Perfino nel giorno più bello hanno dovuto fare i conti con l’ombra di
una persecuzione durata anni interi:
“Hanno presenziato i carabinieri perché lei prometteva di ‘fare un macello’” ha raccontato in aula una 42enne di Manta, autrice insieme al marito, 39enne saluzzese, della denuncia che ha portato a processo P.D., residente a Verzuolo, con accuse di molestia, ingiuria e minaccia.
Il quadro che la coppia ha descritto al giudice è fatto di pedinamenti in auto, insulti urlati in pubblico, telefonate di minaccia anche nel cuore della notte e sul posto di lavoro. Tutto questo si sarebbe protratto per l’arco di un quindicennio, da quando i due erano soltanto fidanzati, e perfino nel periodo in cui si erano trasferiti ad Acceglio, in valle Maira: “Arrivavano decine di chiamate e messaggi di minaccia al giorno, - ha raccontato l’uomo - al punto che ho dovuto cambiare numero. Quando ho gestito un ristorante il telefono non smetteva di suonare, non riuscivo nemmeno a rispondere alle prenotazioni”. Un’amica della 42enne ha detto di aver assistito di persona a una di queste telefonate minatorie: “La mia amica aveva messo il viva voce, per minuti interi ho sentito solo minacce, insulti e improperi di vario genere. Lei era molto preoccupata anche perché viveva a casa da sola in quel periodo”. La donna aveva anche cominciato a bloccare le chiamate di P.D. ma lei aveva preso a telefonarle con un altro numero. Oltre a questo, in un’occasione si sarebbe presentata davanti alla sua abitazione prendendo a calci e pugni la porta e urlando offese.
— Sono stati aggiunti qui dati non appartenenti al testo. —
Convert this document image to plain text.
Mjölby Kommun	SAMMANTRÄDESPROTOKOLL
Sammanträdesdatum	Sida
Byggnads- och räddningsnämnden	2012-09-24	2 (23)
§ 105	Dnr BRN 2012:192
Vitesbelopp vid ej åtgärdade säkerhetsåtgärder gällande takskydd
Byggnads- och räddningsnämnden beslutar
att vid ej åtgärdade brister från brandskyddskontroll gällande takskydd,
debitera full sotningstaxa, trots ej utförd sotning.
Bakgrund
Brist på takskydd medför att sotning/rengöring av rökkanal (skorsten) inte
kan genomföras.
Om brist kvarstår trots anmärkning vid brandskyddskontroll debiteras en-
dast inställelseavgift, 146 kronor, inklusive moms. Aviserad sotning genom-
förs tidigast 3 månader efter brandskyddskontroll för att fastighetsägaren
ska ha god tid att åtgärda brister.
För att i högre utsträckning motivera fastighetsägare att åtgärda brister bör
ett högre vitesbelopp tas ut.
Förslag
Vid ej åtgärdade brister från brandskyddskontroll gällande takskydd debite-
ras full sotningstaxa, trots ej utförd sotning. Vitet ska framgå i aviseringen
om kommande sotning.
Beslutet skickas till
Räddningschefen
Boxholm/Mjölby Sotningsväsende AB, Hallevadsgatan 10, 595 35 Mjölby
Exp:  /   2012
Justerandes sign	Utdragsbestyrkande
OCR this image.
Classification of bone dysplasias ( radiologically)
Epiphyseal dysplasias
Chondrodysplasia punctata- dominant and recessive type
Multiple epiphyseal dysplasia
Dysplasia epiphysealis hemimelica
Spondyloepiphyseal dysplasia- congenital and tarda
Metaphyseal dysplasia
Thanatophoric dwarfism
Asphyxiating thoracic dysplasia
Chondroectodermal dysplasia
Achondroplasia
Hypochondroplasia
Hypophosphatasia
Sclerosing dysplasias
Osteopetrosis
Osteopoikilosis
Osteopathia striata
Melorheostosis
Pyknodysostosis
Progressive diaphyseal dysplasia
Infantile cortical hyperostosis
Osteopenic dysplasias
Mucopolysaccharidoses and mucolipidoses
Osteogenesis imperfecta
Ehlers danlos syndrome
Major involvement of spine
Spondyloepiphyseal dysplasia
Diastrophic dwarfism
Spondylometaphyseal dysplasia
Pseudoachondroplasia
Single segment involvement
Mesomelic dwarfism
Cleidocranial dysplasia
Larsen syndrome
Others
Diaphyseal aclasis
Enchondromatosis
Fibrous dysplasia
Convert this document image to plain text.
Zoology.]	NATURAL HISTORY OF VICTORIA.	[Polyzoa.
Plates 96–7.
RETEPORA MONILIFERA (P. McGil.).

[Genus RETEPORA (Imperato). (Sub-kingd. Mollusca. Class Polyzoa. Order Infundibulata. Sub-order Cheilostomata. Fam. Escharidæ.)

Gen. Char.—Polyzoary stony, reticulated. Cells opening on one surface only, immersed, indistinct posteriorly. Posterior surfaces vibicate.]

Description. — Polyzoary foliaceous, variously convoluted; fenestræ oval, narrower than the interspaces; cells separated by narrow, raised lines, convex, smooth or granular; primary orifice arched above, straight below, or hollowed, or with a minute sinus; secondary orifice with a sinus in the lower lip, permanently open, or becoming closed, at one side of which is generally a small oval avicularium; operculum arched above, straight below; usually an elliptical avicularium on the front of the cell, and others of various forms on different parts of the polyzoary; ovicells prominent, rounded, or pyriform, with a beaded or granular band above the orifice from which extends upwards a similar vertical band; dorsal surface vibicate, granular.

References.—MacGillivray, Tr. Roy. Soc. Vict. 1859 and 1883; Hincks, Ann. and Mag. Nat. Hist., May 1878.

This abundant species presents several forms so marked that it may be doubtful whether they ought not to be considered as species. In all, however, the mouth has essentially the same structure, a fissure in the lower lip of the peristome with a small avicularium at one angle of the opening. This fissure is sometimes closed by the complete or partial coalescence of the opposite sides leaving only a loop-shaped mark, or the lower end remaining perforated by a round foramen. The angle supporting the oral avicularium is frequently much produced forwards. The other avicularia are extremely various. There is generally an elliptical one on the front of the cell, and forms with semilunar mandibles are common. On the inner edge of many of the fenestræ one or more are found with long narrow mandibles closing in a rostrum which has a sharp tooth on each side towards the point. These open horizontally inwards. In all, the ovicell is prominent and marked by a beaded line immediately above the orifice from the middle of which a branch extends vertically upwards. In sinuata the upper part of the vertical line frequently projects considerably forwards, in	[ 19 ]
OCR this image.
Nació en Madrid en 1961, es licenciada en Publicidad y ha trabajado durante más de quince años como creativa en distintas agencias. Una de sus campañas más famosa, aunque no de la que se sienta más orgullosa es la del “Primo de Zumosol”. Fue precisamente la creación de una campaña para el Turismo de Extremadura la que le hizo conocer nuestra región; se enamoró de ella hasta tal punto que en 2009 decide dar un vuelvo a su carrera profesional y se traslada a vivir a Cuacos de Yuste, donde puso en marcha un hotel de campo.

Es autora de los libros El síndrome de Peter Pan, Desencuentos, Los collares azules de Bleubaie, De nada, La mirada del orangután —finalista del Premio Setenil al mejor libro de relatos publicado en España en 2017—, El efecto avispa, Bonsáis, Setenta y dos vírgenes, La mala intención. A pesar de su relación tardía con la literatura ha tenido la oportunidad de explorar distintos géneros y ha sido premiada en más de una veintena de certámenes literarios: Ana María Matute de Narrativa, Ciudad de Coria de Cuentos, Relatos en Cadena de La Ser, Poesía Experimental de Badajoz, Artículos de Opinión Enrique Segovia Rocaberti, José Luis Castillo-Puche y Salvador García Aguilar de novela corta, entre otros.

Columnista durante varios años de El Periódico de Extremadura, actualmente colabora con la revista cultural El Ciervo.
Sul movente di queste azioni gli autori della denuncia, costituitisi parti civili nel processo con l’avvocato Luca Martino, non hanno saputo fornire spiegazioni certe: pare che P.D. si fosse invaghita dell’uomo, conosciuto intorno al 2005, e accusasse la compagna di averglielo “portato via”. Una tesi confermata anche dalla madre dell’imputata e da un suo amico, che hanno entrambi smentito le minacce: “Contro di lei solo ingiurie e cattiverie da parte della coppia”. Per l’avvocato difensore Andrea Racca a scatenare la reazione di P.D. sarebbe stato il tentativo dell’altra donna di indirizzare su di lei le attenzioni del centro di salute mentale saluzzese: “È venuta da me lamentando il comportamento di P.D., che seguivamo come paziente” ha confermato uno psichiatra del centro, aggiungendo di aver chiesto e ottenuto l’autorizzazione a riferire queste doglianze alla diretta interessata.
Il pubblico ministero Gianluigi Datta aveva chiesto per P.D. la condanna a un anno di reclusione. Il giudice ha fissato la pena in otto mesi di reclusione e 7mila euro di danni per ciascuna parte civile per le molestie e la minaccia. L’ipotesi di ingiuria, non più prevista come reato dal codice penale, è invece caduta.